「茨城のコーヒー屋」を知ってほしい
「東京いちごシェイク」
一方、現在のカフェ業界で一目を置かれているのが、茨城県に本店がある「サザコーヒー」だ。高品質のコーヒーにこだわり、南米コロンビアには「サザ農園」という直営農園も持つ。昨年には、コーヒー職人であるバリスタの国内選手権「JBC(ジャパンバリスタチャンピオンシップ)」決勝進出者6人のうち3人が同社社員だったことも、業界の注目を浴びた。
「サザコーヒーは茨城県のお客さまに育てられてきました。長年、茨城のみで店を展開していましたが、2005年に品川駅構内の『エキュート品川』に出店して以来、東京都内に3店展開しています。都内の店は“茨城のコーヒー屋”である当店を知っていただく役割もあります」
サザコーヒー創業者の鈴木誉志男会長は、こう説明する。同社は1969年に鈴木夫妻が1店から始め(現在は妻の美知子氏が社長)、茨城県内に9店、首都圏に4店を展開する。7月13日に「KITTE丸の内店」を出店したばかりだ。こちらの店舗戦略は、品川店を手がけた長男の太郎氏(副社長)が陣頭指揮をとる。太郎氏は、KITTE店の特徴を次のように語る。

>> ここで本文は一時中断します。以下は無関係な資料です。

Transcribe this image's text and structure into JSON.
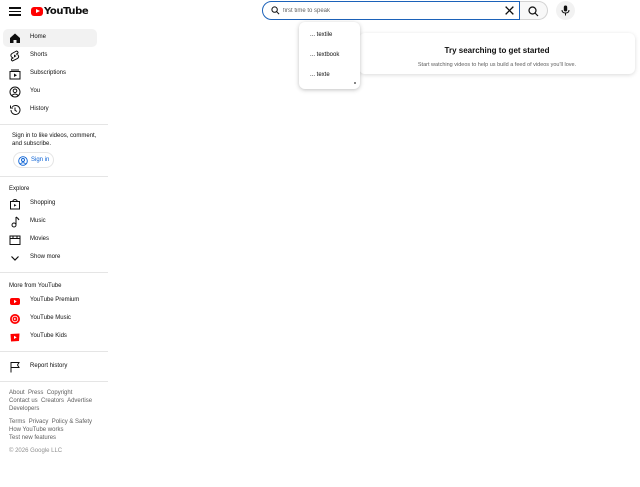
{
  "header": {
    "logo_text": "YouTube",
    "search_value": "first time to speak",
    "search_placeholder": "Search"
  },
  "suggestions": [
    "... textile",
    "... textbook",
    "... texte"
  ],
  "sidebar": {
    "primary": [
      {
        "label": "Home",
        "icon": "home-icon",
        "active": true
      },
      {
        "label": "Shorts",
        "icon": "shorts-icon"
      },
      {
        "label": "Subscriptions",
        "icon": "subscriptions-icon"
      },
      {
        "label": "You",
        "icon": "you-icon"
      },
      {
        "label": "History",
        "icon": "history-icon"
      }
    ],
    "signin_prompt": "Sign in to like videos, comment, and subscribe.",
    "signin_label": "Sign in",
    "explore_title": "Explore",
    "explore": [
      {
        "label": "Shopping",
        "icon": "shopping-bag-icon"
      },
      {
        "label": "Music",
        "icon": "music-note-icon"
      },
      {
        "label": "Movies",
        "icon": "movies-icon"
      },
      {
        "label": "Show more",
        "icon": "chevron-down-icon"
      }
    ],
    "more_title": "More from YouTube",
    "more": [
      {
        "label": "YouTube Premium",
        "icon": "youtube-premium-icon"
      },
      {
        "label": "YouTube Music",
        "icon": "youtube-music-icon"
      },
      {
        "label": "YouTube Kids",
        "icon": "youtube-kids-icon"
      }
    ],
    "report_history": "Report history",
    "footer_line1": [
      "About",
      "Press",
      "Copyright"
    ],
    "footer_line2": [
      "Contact us",
      "Creators",
      "Advertise"
    ],
    "footer_line3": [
      "Developers"
    ],
    "footer_line4": [
      "Terms",
      "Privacy",
      "Policy & Safety"
    ],
    "footer_line5": [
      "How YouTube works"
    ],
    "footer_line6": [
      "Test new features"
    ],
    "copyright": "© 2026 Google LLC"
  },
  "main": {
    "card_title": "Try searching to get started",
    "card_subtitle": "Start watching videos to help us build a feed of videos you'll love."
  },
  "colors": {
    "brand_red": "#ff0000",
    "link_blue": "#065fd4",
    "focus_blue": "#1c62b9"
  }
}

「1杯450円からあるコーヒーを提供する一方で、お酒のメニューも充実させました。たとえば新メニューの『東京アマレットコーヒー』は、ケニア産のコーヒーに1ショットのアマレット(リキュール)を加えています。『東京いちごシェイク』は、本店でも提供する、いちごシェイクにアマレットを加えたドリンクです。店の営業時間は、平日は11時から21時(日祝は20時)までなので、仕事帰りに軽く1杯を楽しんでいただくこともできます」
「人生にはコーヒーとともにお酒が必要」と考える太郎氏だが、東京駅前という場所柄もこだわった。これらの商品はテイクアウトもでき、新幹線や特急乗車時に車中で飲めるのだ。
「東京駅前」は特別な場所
前述したように、平田牧場もサザコーヒーも、いきなりKITTEに出店できたわけではない。平田牧場はKITTE開業時から入店するが、東京都内での店舗運営実績が評価されての出店オファーとなった。そこに至るまでの、両社の都心進出経緯を簡単に紹介しよう。

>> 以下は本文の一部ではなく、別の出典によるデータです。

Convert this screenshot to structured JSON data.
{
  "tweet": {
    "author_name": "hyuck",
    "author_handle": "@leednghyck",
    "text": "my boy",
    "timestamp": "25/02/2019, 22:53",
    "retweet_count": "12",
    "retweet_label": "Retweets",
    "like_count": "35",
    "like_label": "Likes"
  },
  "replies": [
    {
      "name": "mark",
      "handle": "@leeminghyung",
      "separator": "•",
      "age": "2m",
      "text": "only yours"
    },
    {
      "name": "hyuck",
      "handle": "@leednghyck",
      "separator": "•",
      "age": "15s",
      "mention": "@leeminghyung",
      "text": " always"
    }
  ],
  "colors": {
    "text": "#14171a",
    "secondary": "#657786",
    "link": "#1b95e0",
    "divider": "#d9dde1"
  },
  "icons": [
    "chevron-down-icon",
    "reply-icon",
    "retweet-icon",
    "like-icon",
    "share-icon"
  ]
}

実は、平田牧場の最初の都内進出は、東京都調布市だった。京王線・つつじヶ丘駅近くで焼肉店を出店したのだ。世田谷区内で「牛角」のFC(フランチャイズチェーン)店を運営した時期もある。こうして飲食店ノウハウを積み上げ、自社の強みである「豚肉」に特化して都心に進出したのが、コレド日本橋店だった。
ここで「都心店の運営」「ブランド豚肉」の訴求力を磨いた後、六本木ミッドタウン店に続いて出店したのが、2013年のKITTE店だった。
一方、サザコーヒーは創業以来36年間、水戸市など茨城県内での出店だった。05年の品川店進出時は、太郎氏がコーヒーを淹れ続け、試飲してもらうため、小さな紙コップで通行人に配り続けた。当時は東京都内では、サザの知名度が低かったからだ。なお同店は昨年、駅構内の別の場所にリニューアルオープンしたが、店舗面積は以前の約2倍となった。
そんな両社でも「東京駅前は特別な場所」だと口をそろえる。東京の玄関口として「地方から来たお客にも注目されやすい」「情報発信地の役割としても大きい」からだという。